Вообразите же эту фарсовую, эту идиотическую ситуацию. Она не могла развестись, пока он не был женат, и развелась, как только он женился, – такое могут устроить себе только люди неба, люди нечеловеческой логики. И так они сидели вдвоем в этом кафе аэроклуба и пили компот. Он год ее не видел. На короткое время разговор перешел на профессиональные темы. Что, спросила она, действительно дает до пятисот? Пятьсот тридцать семь у меня был максимум по приборам, ответил он гордо. И тут же, без перехода, словно выдал уже главную военную тайну и теперь можно говорить что угодно, прибавил: а по ночам, ты знаешь, никакого удовольствия. «А по приборам?» – спросила она. По приборам все прекрасно, вздохнул он, но, знаешь, я думаю, от этого прибора зло одно. И опять засмеялись.
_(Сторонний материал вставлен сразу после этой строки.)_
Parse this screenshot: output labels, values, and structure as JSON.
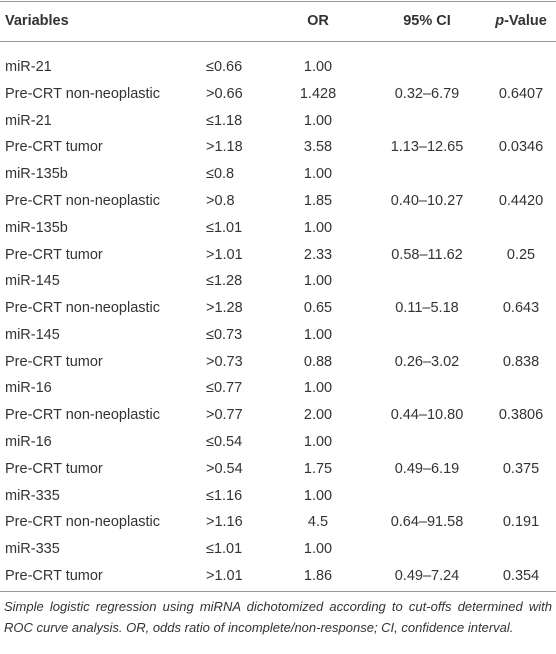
{
  "table": {
    "header": [
      "Variables",
      "OR",
      "95% CI",
      "p-Value"
    ],
    "rows": [
      [
        "miR-21",
        "≤0.66",
        "1.00"
      ],
      [
        "Pre-CRT non-neoplastic",
        ">0.66",
        "1.428",
        "0.32–6.79",
        "0.6407"
      ],
      [
        "miR-21",
        "≤1.18",
        "1.00"
      ],
      [
        "Pre-CRT tumor",
        ">1.18",
        "3.58",
        "1.13–12.65",
        "0.0346"
      ],
      [
        "miR-135b",
        "≤0.8",
        "1.00"
      ],
      [
        "Pre-CRT non-neoplastic",
        ">0.8",
        "1.85",
        "0.40–10.27",
        "0.4420"
      ],
      [
        "miR-135b",
        "≤1.01",
        "1.00"
      ],
      [
        "Pre-CRT tumor",
        ">1.01",
        "2.33",
        "0.58–11.62",
        "0.25"
      ],
      [
        "miR-145",
        "≤1.28",
        "1.00"
      ],
      [
        "Pre-CRT non-neoplastic",
        ">1.28",
        "0.65",
        "0.11–5.18",
        "0.643"
      ],
      [
        "miR-145",
        "≤0.73",
        "1.00"
      ],
      [
        "Pre-CRT tumor",
        ">0.73",
        "0.88",
        "0.26–3.02",
        "0.838"
      ],
      [
        "miR-16",
        "≤0.77",
        "1.00"
      ],
      [
        "Pre-CRT non-neoplastic",
        ">0.77",
        "2.00",
        "0.44–10.80",
        "0.3806"
      ],
      [
        "miR-16",
        "≤0.54",
        "1.00"
      ],
      [
        "Pre-CRT tumor",
        ">0.54",
        "1.75",
        "0.49–6.19",
        "0.375"
      ],
      [
        "miR-335",
        "≤1.16",
        "1.00"
      ],
      [
        "Pre-CRT non-neoplastic",
        ">1.16",
        "4.5",
        "0.64–91.58",
        "0.191"
      ],
      [
        "miR-335",
        "≤1.01",
        "1.00"
      ],
      [
        "Pre-CRT tumor",
        ">1.01",
        "1.86",
        "0.49–7.24",
        "0.354"
      ]
    ],
    "caption": "Simple logistic regression using miRNA dichotomized according to cut-offs determined with ROC curve analysis. OR, odds ratio of incomplete/non-response; CI, confidence interval."
  }
}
Он спросил про дочь, она оживилась и стала рассказывать о ней с той же гордостью, с какой он – об истребителе. Он заревновал, понял, что место дочери не займет никто и никогда, разве что будет у них когда-нибудь общий сын, но как это сделать? Петров сумел в двадцать девятом уговорить своего мастера цеха отпустить его в летное училище, победил недостатки своей летной манеры, поначалу слишком резкой, справился даже со склонностью к полноте – а все лыжные гонки, благо снегу завались. Но он не был хозяином своей судьбы, как про него писали, вот в чем штука; никто из героев, в том числе женщина-штурман Степанова, ничего не могли решить в собственной жизни. Они бегали лучше всех по рельсам, которые им проложили, и даже могли перескочить с одних рельсов на другие – например, с пути знатной ткачихи на путь славной летчицы. Но переменить свой маршрут они были не властны, и стало быть, судьба их была лететь параллельными курсами. Петров еще этого не понял. Он поехал один раз с Полей Степановой в гостиницу «Москва», где его знали и помнили. Он ужасно краснел, но они там сняли номер. И так им было хорошо в эти три часа, что он пошел пешком к себе на Лубянку в совершенно твердом намерении сказать Тане Пороховниковой: Таня, это была ошибка, и тебе так тоже будет лучше. Был прекрасный мартовский день, очень яркий, и Петрову казалось, что сама природа на его стороне, потому что в мартовской Москве ярких дней не бывает, а тут смотри ты. Он шел, с наслаждением курил, весь еще был полон чувством тайной силы, которое просыпалось в нем с Полей Степановой, больше ни с кем. Он так Поле и сказал на прощанье: поезжай сейчас к себе, Степка, – я все решу. Рыжая собака встретилась ему, посмотрела очень умно и отбежала, словно испугавшись, – идет человек, заряженный судьбой, – Петрову и это показалось добрым знаком. Он пришел к Тане и увидел, что она бледна, а глаза красные. И он открыл рот, чтобы ей сказать, но вместо этого спросил: в чем дело, ты плакала? Она молча кивнула. Чуткость входит в число летных добродетелей, она была даже у Волчака, просто самолеты он чувствовал лучше, чем людей. Петров был счастлив в этот день и сразу все понял. Ты что, спросил он, ты это? – и не в силах был договорить. Таня сказала: да.
На следующий день он подал заявку на перевод в Испанию.